MrDollarBills wrote:Stannis wrote:BadNewsBarnes wrote:
After Stevie got burned from last year's debacle, he's treating the Mets like a small market team now. Let's see how long that lasts...if I were a Met fan, I'd hope that he makes some good trades in the financial realm so he could open up the purse strings again...
He's able to do things like overpay for old pitchers. Once it doesn't work out, he trades them and gets picks in return because he agrees to still pay majority of the salary. AFAIK, you can't really do that kind of stuff in the NBA.
Isn't Cohen actually doing the right thing long term by pivoting from his initial errors? Just cleaning up those mistakes cost him heavily
Cohen does seem to have learned from his mistakes. The Lindor trade and contract were high. I think he sees that the Verlander contract was a mistake and if he'd signed Correa, that would have been a fumble, so he seems to be taking a more cautious approach. David Stearns seems like a smart guy and a good hire too.
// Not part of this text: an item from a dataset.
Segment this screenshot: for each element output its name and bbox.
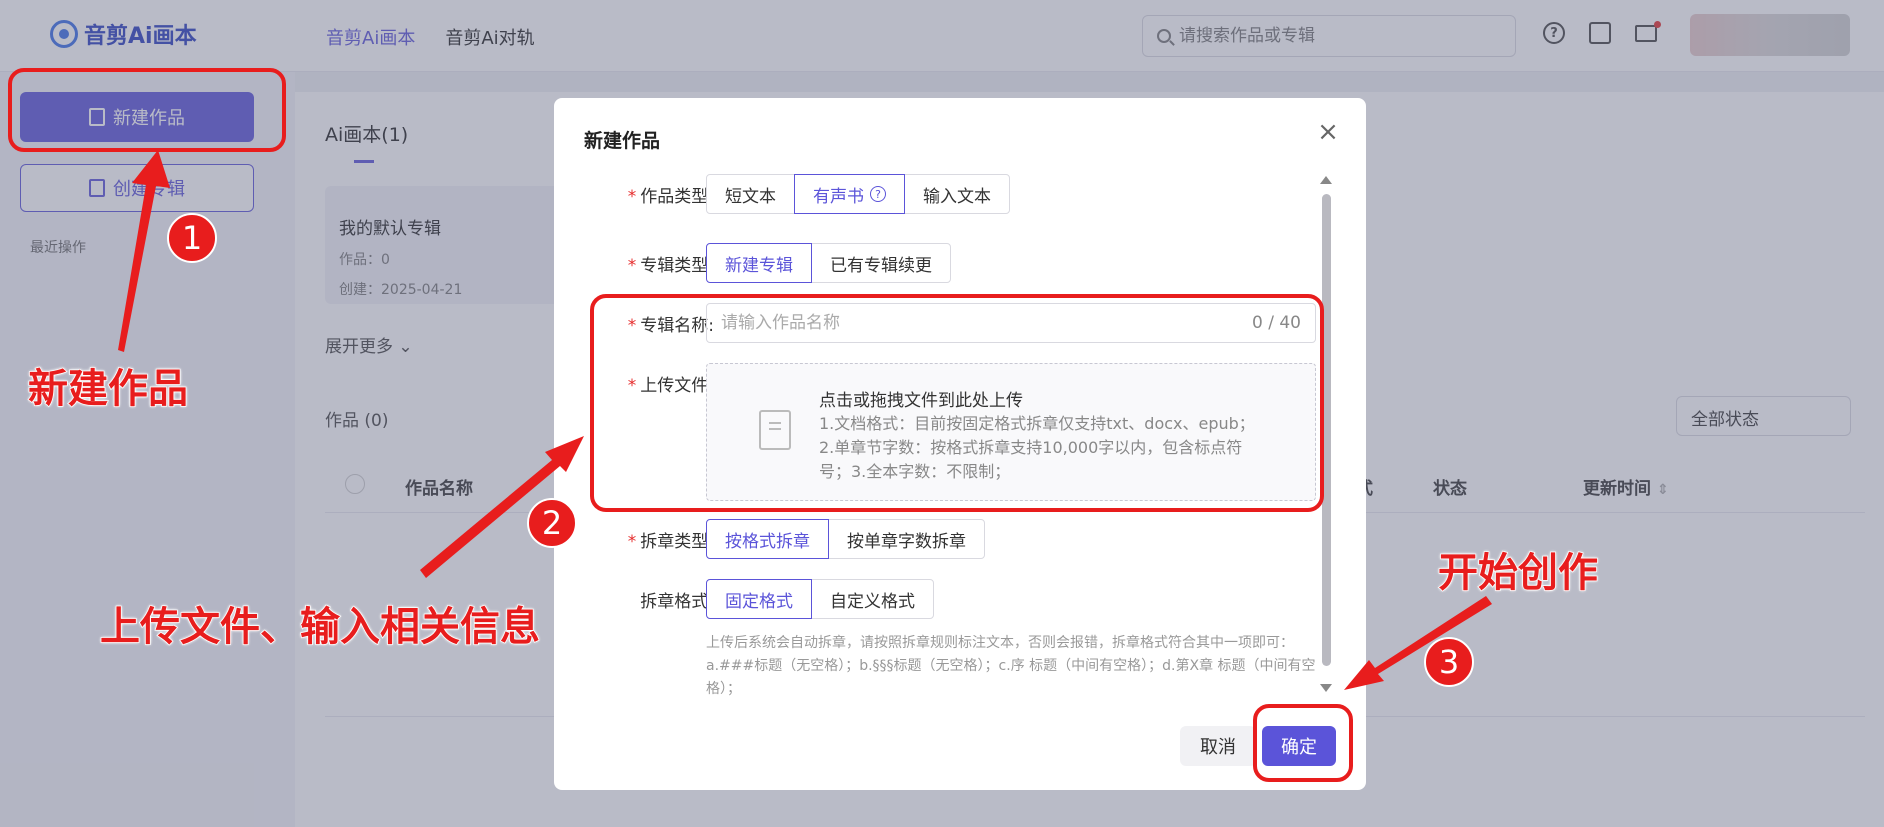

In Dolan's defense, he made huge errors in the past trying to win now and encouraging the trading of future picks to win now approach. He seems a lot less hands on now, so I don't think Dolan is as bad as he used to be. He's easy to dislike for other reasons. The facial recognition software. The feud with Charles Oakley and the years of mismanagement, but in terms of how bad an owner he is now, I think he's not likable, but I don't think he's been a bad owner.
It's easy to point out mistakes Leon has made, but Leon has gotten some stuff right too and the dumping future picks approach has been refersed for the most part, now they acquire future picks. Some of the draft picks have been bad, some of the later picks have been good, but I don't think Dolan had much input on the draft picks.
God invented war so Americans would learn geography.